C.J. Chivers reports for The New York Times:
As the midsummer sun blazed over this partially deserted Syrian city one recent afternoon, two young men appeared in a pickup truck in an alley near several auto repair workshops. Protruding from the truck’s bed was a steel pipe about three feet long and two and a half inches wide, resting on a simple frame.
The pipe was not for plumbing. It was a locally made mortar that had been used in July in the battle for Azaz, a city in northern Syria where antigovernment fighters drove away the army of President Bashar al-Assad.
“Now we have three or four of these, but we need to make more,” said Mustafa, one of the men who had assembled the weapons in small machine shops where since last year a key aspect of the revolution against Syria’s government has been waged by men who do not themselves often carry guns.
Mustafa’s handiwork, which also includes the manufacture of homemade mortar rounds (“We can make, every day, 25 shells,” he said), is part of a grass-roots effort to create the fighters’ diverse and idiosyncratic arsenal. That is an essential component of the rebels’ survival and their recent successes against the professionally trained military with which they are locked in a struggle for Syria’s future.
Working together and at the urging of antigovernment fighters, local businesses and tradesmen have organized into a network engaged in making weapons, in part by delegating different tasks among the various trades. Some shops concoct explosives and propellants, a job that one organizer, Ahmed Turki, said had best been accomplished by a local painter with experience mixing chemicals. Others, who have electricians’ skills, wire together the circuits for makeshift bombs.
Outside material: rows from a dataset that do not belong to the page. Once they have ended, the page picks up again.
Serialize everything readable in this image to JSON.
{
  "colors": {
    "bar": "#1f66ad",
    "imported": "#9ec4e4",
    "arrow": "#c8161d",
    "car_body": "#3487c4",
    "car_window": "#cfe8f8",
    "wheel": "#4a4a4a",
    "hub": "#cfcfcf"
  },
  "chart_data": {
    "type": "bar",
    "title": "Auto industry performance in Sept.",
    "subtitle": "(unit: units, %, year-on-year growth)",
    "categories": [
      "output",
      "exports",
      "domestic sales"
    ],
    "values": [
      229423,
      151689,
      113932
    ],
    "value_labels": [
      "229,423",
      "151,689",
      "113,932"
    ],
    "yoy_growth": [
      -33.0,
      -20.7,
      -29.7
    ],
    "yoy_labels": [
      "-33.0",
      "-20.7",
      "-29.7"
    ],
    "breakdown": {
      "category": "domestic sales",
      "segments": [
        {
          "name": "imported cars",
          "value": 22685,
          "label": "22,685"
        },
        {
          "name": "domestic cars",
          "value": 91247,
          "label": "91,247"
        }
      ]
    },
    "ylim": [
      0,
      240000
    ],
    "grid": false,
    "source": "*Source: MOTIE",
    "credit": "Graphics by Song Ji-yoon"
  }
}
Machinists and metallurgists assemble rockets and mortars, as well as the bodies for mortar and artillery shells or the large cylinders often used to hold the charges in roadside or truck bombs. (These men also manufacture truck mounts for machine guns captured from government forces; one novel design included using a disc brake from a motorcycle to arrest the movement of the weapon as its operator adjusts the gun’s elevation.)
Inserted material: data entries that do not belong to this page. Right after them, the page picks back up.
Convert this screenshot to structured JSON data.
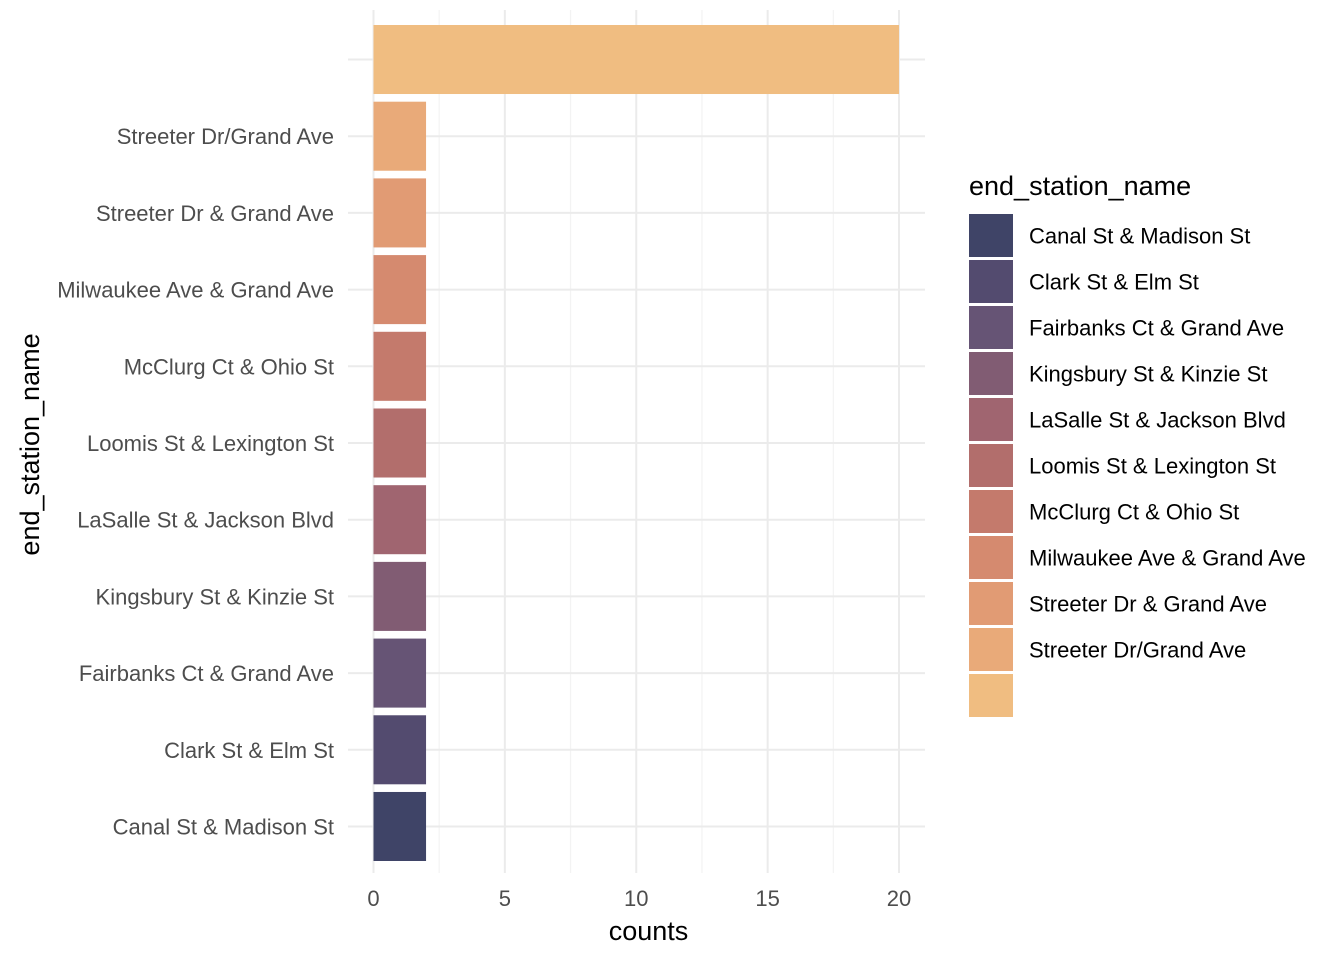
{
  "chart_data": {
    "type": "bar",
    "orientation": "horizontal",
    "xlabel": "counts",
    "ylabel": "end_station_name",
    "xlim": [
      0,
      21
    ],
    "x_ticks": [
      0,
      5,
      10,
      15,
      20
    ],
    "grid": true,
    "categories": [
      "Canal St & Madison St",
      "Clark St & Elm St",
      "Fairbanks Ct & Grand Ave",
      "Kingsbury St & Kinzie St",
      "LaSalle St & Jackson Blvd",
      "Loomis St & Lexington St",
      "McClurg Ct & Ohio St",
      "Milwaukee Ave & Grand Ave",
      "Streeter Dr & Grand Ave",
      "Streeter Dr/Grand Ave",
      ""
    ],
    "values": [
      2,
      2,
      2,
      2,
      2,
      2,
      2,
      2,
      2,
      2,
      20
    ],
    "colors": [
      "#3f4467",
      "#534b6f",
      "#665475",
      "#815c73",
      "#a06570",
      "#b26e6c",
      "#c47a6c",
      "#d58a6f",
      "#e19b74",
      "#e9aa79",
      "#f0bd81"
    ],
    "legend": {
      "title": "end_station_name",
      "position": "right",
      "entries": [
        "Canal St & Madison St",
        "Clark St & Elm St",
        "Fairbanks Ct & Grand Ave",
        "Kingsbury St & Kinzie St",
        "LaSalle St & Jackson Blvd",
        "Loomis St & Lexington St",
        "McClurg Ct & Ohio St",
        "Milwaukee Ave & Grand Ave",
        "Streeter Dr & Grand Ave",
        "Streeter Dr/Grand Ave",
        ""
      ]
    }
  }
}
Still others remove the propellant from captured tank and artillery rounds, which is then repurposed in the rebels’ arms.
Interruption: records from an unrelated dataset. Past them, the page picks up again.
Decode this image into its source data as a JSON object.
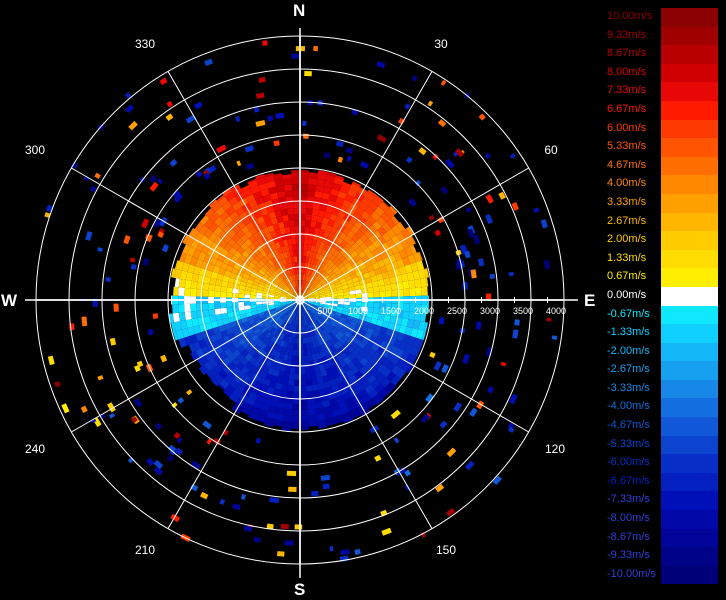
{
  "compass": {
    "north": "N",
    "east": "E",
    "south": "S",
    "west": "W"
  },
  "azimuth_labels": [
    "30",
    "60",
    "120",
    "150",
    "210",
    "240",
    "300",
    "330"
  ],
  "range_labels": [
    "500",
    "1000",
    "1500",
    "2000",
    "2500",
    "3000",
    "3500",
    "4000"
  ],
  "legend": [
    {
      "label": "10.00m/s",
      "color": "#8b0000"
    },
    {
      "label": "9.33m/s",
      "color": "#a00000"
    },
    {
      "label": "8.67m/s",
      "color": "#b80000"
    },
    {
      "label": "8.00m/s",
      "color": "#d00000"
    },
    {
      "label": "7.33m/s",
      "color": "#e80808"
    },
    {
      "label": "6.67m/s",
      "color": "#ff1a00"
    },
    {
      "label": "6.00m/s",
      "color": "#ff3a00"
    },
    {
      "label": "5.33m/s",
      "color": "#ff5500"
    },
    {
      "label": "4.67m/s",
      "color": "#ff6e00"
    },
    {
      "label": "4.00m/s",
      "color": "#ff8800"
    },
    {
      "label": "3.33m/s",
      "color": "#ff9f00"
    },
    {
      "label": "2.67m/s",
      "color": "#ffb600"
    },
    {
      "label": "2.00m/s",
      "color": "#ffcc00"
    },
    {
      "label": "1.33m/s",
      "color": "#ffdd00"
    },
    {
      "label": "0.67m/s",
      "color": "#ffee00"
    },
    {
      "label": "0.00m/s",
      "color": "#ffffff"
    },
    {
      "label": "-0.67m/s",
      "color": "#10e8ff"
    },
    {
      "label": "-1.33m/s",
      "color": "#10d0ff"
    },
    {
      "label": "-2.00m/s",
      "color": "#14b8f8"
    },
    {
      "label": "-2.67m/s",
      "color": "#18a0f0"
    },
    {
      "label": "-3.33m/s",
      "color": "#1888e8"
    },
    {
      "label": "-4.00m/s",
      "color": "#1470e0"
    },
    {
      "label": "-4.67m/s",
      "color": "#1058d8"
    },
    {
      "label": "-5.33m/s",
      "color": "#0c44d0"
    },
    {
      "label": "-6.00m/s",
      "color": "#0830c8"
    },
    {
      "label": "-6.67m/s",
      "color": "#0420c0"
    },
    {
      "label": "-7.33m/s",
      "color": "#0010b8"
    },
    {
      "label": "-8.00m/s",
      "color": "#0008a8"
    },
    {
      "label": "-8.67m/s",
      "color": "#000498"
    },
    {
      "label": "-9.33m/s",
      "color": "#000288"
    },
    {
      "label": "-10.00m/s",
      "color": "#000078"
    }
  ]
}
As the forces opposed to Mr. Assad have appealed with little success to the West for weapons and foreign air support, the rebels have steadily pursued their own project, developing the dark arts of weapon-making with surprising speed.
In many ways, the weapons gathered by the uprising here resemble those seen in the insurgencies fought against Western forces by Iraqis, or against Israel by Palestinians. This is in part, participants in the effort said, because they were able to model their weapons on those used in other Middle Eastern uprisings.
“We copied original Palestinian rockets,” said Mr. Turki, who has since designed seven different styles of midrange explosive rockets. He also drew up plans for a rear-loading, 62-millimeter towed artillery piece that is in development and that was displayed, between tests, to two journalists from The New York Times.
Mixing arms captured from their enemies with arms smuggled across borders, and adding in weapons that the rebels’ supporters have made in a constellation of hidden shops, Syria’s guerrilla brigades have managed to drive the conventionally equipped Syrian armed forces from areas of the northern countryside and, in certain areas, to put the government to siege.
This shadowy industry — resourceful and effective, but also dangerous — serves as more than a source of supply. It is also an indicator of both the rebels’ local organization and their near absence of outside logistical support.